自分のニオイに過剰に反応する「自己臭恐怖症」

加藤さんには、ガーゼで脇の下を3度拭いてもらいました。私とアシスタントの女性も、彼女と同様にガーゼで脇の下を拭きました。さて、比べてみましょう。最初は私です。彼女のとアシスタントのと私のとを比べます。他の2人より、私のニオイのほうが幾分強めです。今度はアシスタントの女性にも比べてもらいます。彼女は自分のニオイに反応しました。他の2つは臭わないというのです。最後に加藤さんに比較してもらいました。彼女自身のニオイに反応。他の2つは臭わないといいます。

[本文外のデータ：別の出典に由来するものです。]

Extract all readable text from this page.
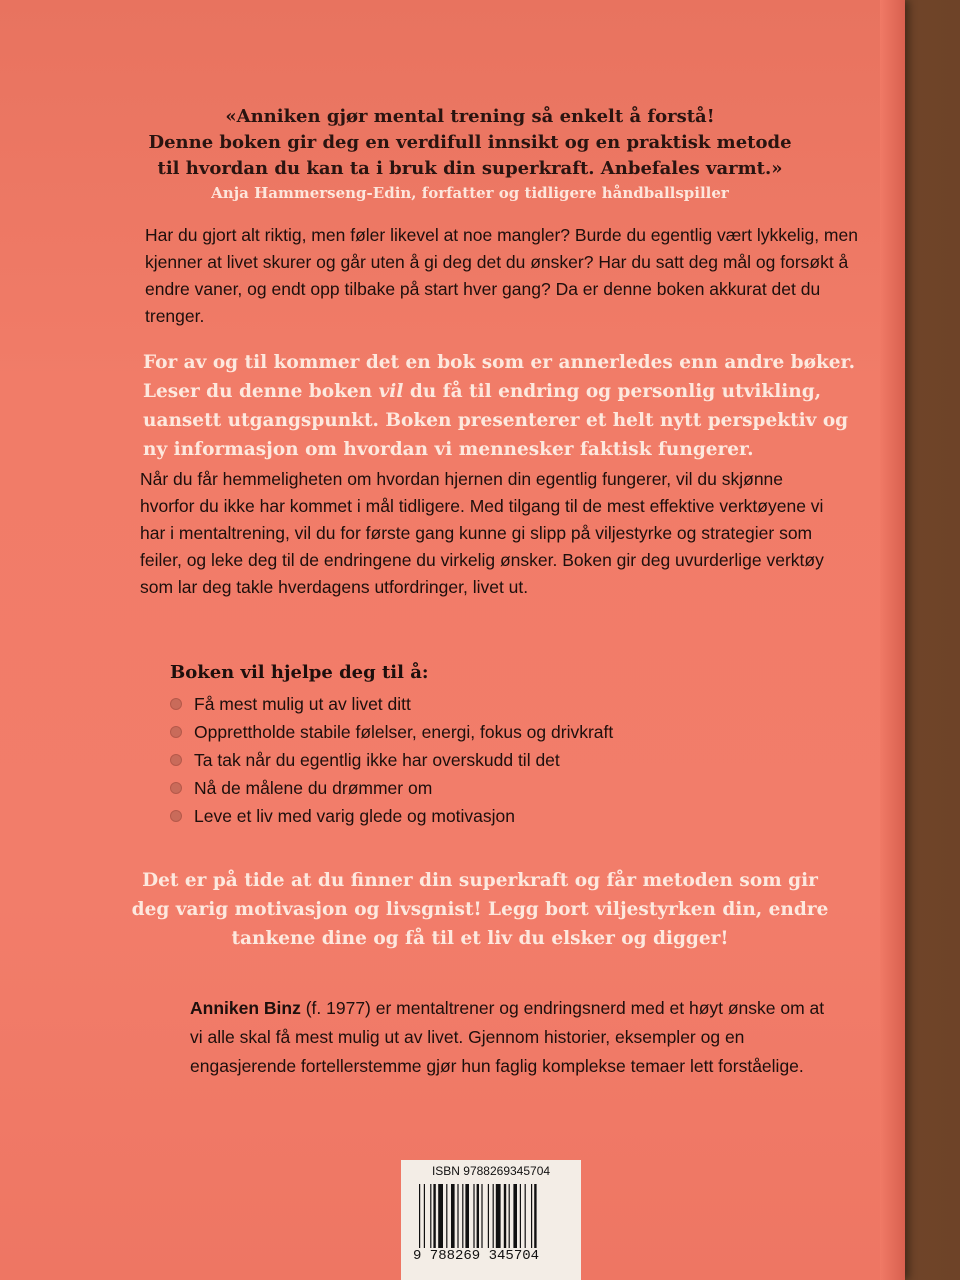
«Anniken gjør mental trening så enkelt å forstå!
Denne boken gir deg en verdifull innsikt og en praktisk metode
til hvordan du kan ta i bruk din superkraft. Anbefales varmt.»
Anja Hammerseng-Edin, forfatter og tidligere håndballspiller
Har du gjort alt riktig, men føler likevel at noe mangler? Burde du egentlig vært lykkelig, men kjenner at livet skurer og går uten å gi deg det du ønsker? Har du satt deg mål og forsøkt å endre vaner, og endt opp tilbake på start hver gang? Da er denne boken akkurat det du trenger.
For av og til kommer det en bok som er annerledes enn andre bøker. Leser du denne boken vil du få til endring og personlig utvikling, uansett utgangspunkt. Boken presenterer et helt nytt perspektiv og ny informasjon om hvordan vi mennesker faktisk fungerer.
Når du får hemmeligheten om hvordan hjernen din egentlig fungerer, vil du skjønne hvorfor du ikke har kommet i mål tidligere. Med tilgang til de mest effektive verktøyene vi har i mentaltrening, vil du for første gang kunne gi slipp på viljestyrke og strategier som feiler, og leke deg til de endringene du virkelig ønsker. Boken gir deg uvurderlige verktøy som lar deg takle hverdagens utfordringer, livet ut.
Boken vil hjelpe deg til å:
Få mest mulig ut av livet ditt
Opprettholde stabile følelser, energi, fokus og drivkraft
Ta tak når du egentlig ikke har overskudd til det
Nå de målene du drømmer om
Leve et liv med varig glede og motivasjon
Det er på tide at du finner din superkraft og får metoden som gir deg varig motivasjon og livsgnist! Legg bort viljestyrken din, endre tankene dine og få til et liv du elsker og digger!
Anniken Binz (f. 1977) er mentaltrener og endringsnerd med et høyt ønske om at vi alle skal få mest mulig ut av livet. Gjennom historier, eksempler og en engasjerende fortellerstemme gjør hun faglig komplekse temaer lett forståelige.
ISBN 9788269345704
9 788269 345704
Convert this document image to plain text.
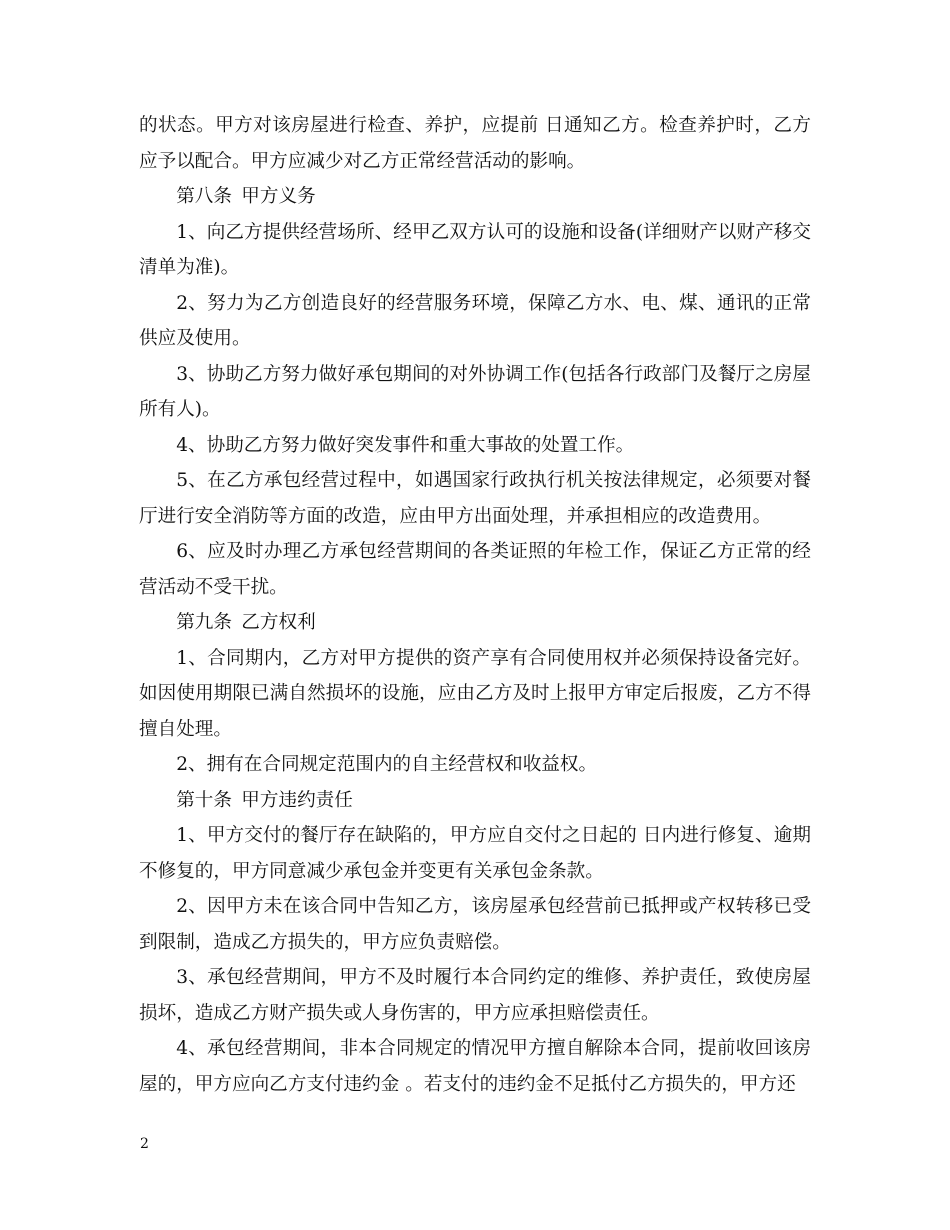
的状态。甲方对该房屋进行检查、养护，应提前 日通知乙方。检查养护时，乙方应予以配合。甲方应减少对乙方正常经营活动的影响。

第八条 甲方义务

1、向乙方提供经营场所、经甲乙双方认可的设施和设备(详细财产以财产移交清单为准)。

2、努力为乙方创造良好的经营服务环境，保障乙方水、电、煤、通讯的正常供应及使用。

3、协助乙方努力做好承包期间的对外协调工作(包括各行政部门及餐厅之房屋所有人)。

4、协助乙方努力做好突发事件和重大事故的处置工作。

5、在乙方承包经营过程中，如遇国家行政执行机关按法律规定，必须要对餐厅进行安全消防等方面的改造，应由甲方出面处理，并承担相应的改造费用。

6、应及时办理乙方承包经营期间的各类证照的年检工作，保证乙方正常的经营活动不受干扰。

第九条 乙方权利

1、合同期内，乙方对甲方提供的资产享有合同使用权并必须保持设备完好。如因使用期限已满自然损坏的设施，应由乙方及时上报甲方审定后报废，乙方不得擅自处理。

2、拥有在合同规定范围内的自主经营权和收益权。

第十条 甲方违约责任

1、甲方交付的餐厅存在缺陷的，甲方应自交付之日起的 日内进行修复、逾期不修复的，甲方同意减少承包金并变更有关承包金条款。

2、因甲方未在该合同中告知乙方，该房屋承包经营前已抵押或产权转移已受到限制，造成乙方损失的，甲方应负责赔偿。

3、承包经营期间，甲方不及时履行本合同约定的维修、养护责任，致使房屋损坏，造成乙方财产损失或人身伤害的，甲方应承担赔偿责任。

4、承包经营期间，非本合同规定的情况甲方擅自解除本合同，提前收回该房屋的，甲方应向乙方支付违约金 。若支付的违约金不足抵付乙方损失的，甲方还

2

このことからもわかるように、本人は、自分のニオイにいちばん敏感に反応するのです。他人は気付かないのに、自分だけが気付いている。これがもっとこうじると、自分だけが臭っているという「自己臭恐怖症」という立派な病気になってしまいます。先ほども言いましたように、加藤さんは、単なる汗っかきの多汗症。気になるのなら制汗スプレーを使用するのもよいでしょう。気にしなくて大丈夫。心配はいらないのです。

精神的に追いつめられると、汗が出ます。気にしすぎると汗の量も余計に多くなるのです。まず大切なことは、清潔に保つこと。毎日お風呂に入っていれば心配御無用。ニオイは油っぽい汗と細菌で発生します。気になるのなら脇の下の毛をそるのも効果的。これにより、細菌が繁殖する場所をなくすことができます。
いずれにしても、清潔に保ち、気にしないことが肝心。脇の下に涼しい風を感じるように、オープンな気持ちになりましょう。縮こまり、いつも脇の下を閉めて塞いでいては、かえって逆効果です。大丈夫です。臭ってはいません。自信を持ってください。